One-loop non-renormalization results in EFTs

TL;DR

This work addresses the puzzling pattern of zeros in the one-loop anomalous-dimension matrix for dimension-six EFT operators. By embedding an EFT into an effective superfield theory (ESFT) and classifying operators as JJ-operators or loop-operators, the authors show that many one-loop mixings are forbidden by Lorentz structure and SUSY-based holomorphy, with superpartner loops often vanishing. A key result is that, in simple U(1) models and their SM extensions, loop-operators such as $O_{FF}$ cannot be renormalized by JJ-operators at one loop, except for a controlled exception involving Yukawa-induced mixing like $y_u y_d$ that renormalizes the dipole operator $O_D$. The approach is then generalized to the SMEFT and to the QCD chiral Lagrangian, providing a unified explanation for which entries of the anomalous-dimension matrix vanish and under what conditions holomorphy constrains mixing. The framework offers a practical, symmetry-driven method to organize operator running and to anticipate rare but important exceptions to the usual non-renormalization rule, with potential broad applicability to other EFTs.

Abstract

In Effective Field Theories (EFTs) with higher-dimensional operators many anomalous dimensions vanish at the one-loop level for no apparent reason. With the use of supersymmetry, and a classification of the operators according to their embedding in super-operators, we are able to show why many of these anomalous dimensions are zero. The key observation is that one-loop contributions from superpartners trivially vanish in many cases under consideration, making supersymmetry a powerful tool even for non-supersymmetric models.

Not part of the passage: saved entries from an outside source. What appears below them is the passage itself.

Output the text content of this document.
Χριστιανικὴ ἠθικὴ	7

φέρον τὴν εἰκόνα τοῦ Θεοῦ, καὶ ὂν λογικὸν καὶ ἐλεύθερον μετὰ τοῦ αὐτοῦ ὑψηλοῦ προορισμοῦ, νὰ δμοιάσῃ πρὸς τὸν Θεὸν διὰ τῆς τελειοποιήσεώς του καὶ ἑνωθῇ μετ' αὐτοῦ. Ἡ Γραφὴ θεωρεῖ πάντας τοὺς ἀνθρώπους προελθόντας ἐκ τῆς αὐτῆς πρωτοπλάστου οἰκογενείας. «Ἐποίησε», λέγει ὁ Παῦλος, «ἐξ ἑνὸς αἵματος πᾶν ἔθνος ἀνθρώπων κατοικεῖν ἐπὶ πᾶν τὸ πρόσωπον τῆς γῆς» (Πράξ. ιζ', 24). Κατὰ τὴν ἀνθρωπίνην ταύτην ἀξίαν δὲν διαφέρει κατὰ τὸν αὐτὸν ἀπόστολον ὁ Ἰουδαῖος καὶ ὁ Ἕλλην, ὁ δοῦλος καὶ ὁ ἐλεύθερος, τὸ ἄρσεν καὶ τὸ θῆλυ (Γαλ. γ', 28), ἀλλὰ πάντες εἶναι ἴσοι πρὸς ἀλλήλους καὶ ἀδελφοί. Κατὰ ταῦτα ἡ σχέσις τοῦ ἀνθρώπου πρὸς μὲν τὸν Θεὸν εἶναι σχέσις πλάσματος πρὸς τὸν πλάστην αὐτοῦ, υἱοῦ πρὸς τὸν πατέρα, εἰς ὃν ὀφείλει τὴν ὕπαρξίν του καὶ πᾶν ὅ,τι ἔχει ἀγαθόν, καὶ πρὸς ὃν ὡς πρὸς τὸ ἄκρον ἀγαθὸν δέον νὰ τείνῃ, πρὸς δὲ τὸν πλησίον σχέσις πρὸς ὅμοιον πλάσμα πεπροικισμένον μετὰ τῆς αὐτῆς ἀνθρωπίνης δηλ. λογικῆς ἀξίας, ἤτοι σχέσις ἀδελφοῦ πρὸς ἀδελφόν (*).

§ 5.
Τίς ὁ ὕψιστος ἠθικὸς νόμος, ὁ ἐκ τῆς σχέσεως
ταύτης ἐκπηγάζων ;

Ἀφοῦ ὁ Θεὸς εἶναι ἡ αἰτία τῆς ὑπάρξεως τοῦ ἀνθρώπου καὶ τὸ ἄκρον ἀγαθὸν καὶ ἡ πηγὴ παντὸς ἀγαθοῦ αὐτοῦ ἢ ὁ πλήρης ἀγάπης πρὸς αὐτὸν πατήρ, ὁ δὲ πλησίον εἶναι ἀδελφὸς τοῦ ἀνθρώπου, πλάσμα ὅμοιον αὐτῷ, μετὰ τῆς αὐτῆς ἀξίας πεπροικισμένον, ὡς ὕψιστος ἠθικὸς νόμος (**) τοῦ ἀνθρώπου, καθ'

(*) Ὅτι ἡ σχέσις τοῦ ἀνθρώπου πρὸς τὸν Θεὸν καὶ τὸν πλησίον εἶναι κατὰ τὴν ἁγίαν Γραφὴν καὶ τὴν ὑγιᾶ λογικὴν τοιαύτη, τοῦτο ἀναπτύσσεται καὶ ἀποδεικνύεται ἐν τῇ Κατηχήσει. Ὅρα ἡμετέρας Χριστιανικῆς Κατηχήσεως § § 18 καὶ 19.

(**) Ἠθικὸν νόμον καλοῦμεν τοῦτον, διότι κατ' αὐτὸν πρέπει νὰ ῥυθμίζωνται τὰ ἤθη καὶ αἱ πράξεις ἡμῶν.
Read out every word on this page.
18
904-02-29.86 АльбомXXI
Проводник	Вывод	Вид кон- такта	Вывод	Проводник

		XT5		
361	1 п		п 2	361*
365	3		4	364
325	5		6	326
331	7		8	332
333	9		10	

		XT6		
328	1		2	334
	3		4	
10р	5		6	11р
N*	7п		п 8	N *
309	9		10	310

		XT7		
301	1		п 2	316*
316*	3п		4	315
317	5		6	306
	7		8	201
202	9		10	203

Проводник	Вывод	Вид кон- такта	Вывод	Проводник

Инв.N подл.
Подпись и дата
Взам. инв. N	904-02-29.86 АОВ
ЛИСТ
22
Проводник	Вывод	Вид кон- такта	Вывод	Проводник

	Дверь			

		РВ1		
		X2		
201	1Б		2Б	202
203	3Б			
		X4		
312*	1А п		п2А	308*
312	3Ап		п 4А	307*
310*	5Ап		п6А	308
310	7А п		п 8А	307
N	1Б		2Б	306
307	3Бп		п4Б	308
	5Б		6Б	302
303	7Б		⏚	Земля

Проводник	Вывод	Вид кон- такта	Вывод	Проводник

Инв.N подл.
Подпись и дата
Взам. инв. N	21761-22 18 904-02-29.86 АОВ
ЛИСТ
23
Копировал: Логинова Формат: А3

We show this in detail in a simple U(1) model with a scalar and fermions, and explain how to extend this to SM EFTs and the QCD Chiral Langrangian. This provides an understanding of why most "current-current" operators do not renormalize "loop" operators at the one-loop level, and allows to find the few exceptions to this ubiquitous rule.

Figures (5)

• Figure 1: A potential contribution from ${\cal O}_{\phi q}$ to ${\cal O}_D$.
• Figure 2: Contributions to $c_{y_uy_d}$ proportional to $y_d y_u$.
• Figure 3: Non-holomorphic mixing between ${\cal O}_{y_u}$ and ${\cal O}_{y_d}$.
• Figure 4: Contributions from ${\cal O}^\dagger_{FF^+}$ to ${\cal O}_{y}$.
• Figure 5: Anomalous-dimension matrix of the dimension-six SM operators showing which entries (red-shaded) vanish following the present analysis. We also show the entries (light blue-shaded) that respect the holomorphic condition Eq. (\ref{['hcond']}). Solid lines separate loop-operators from $JJ$-operators.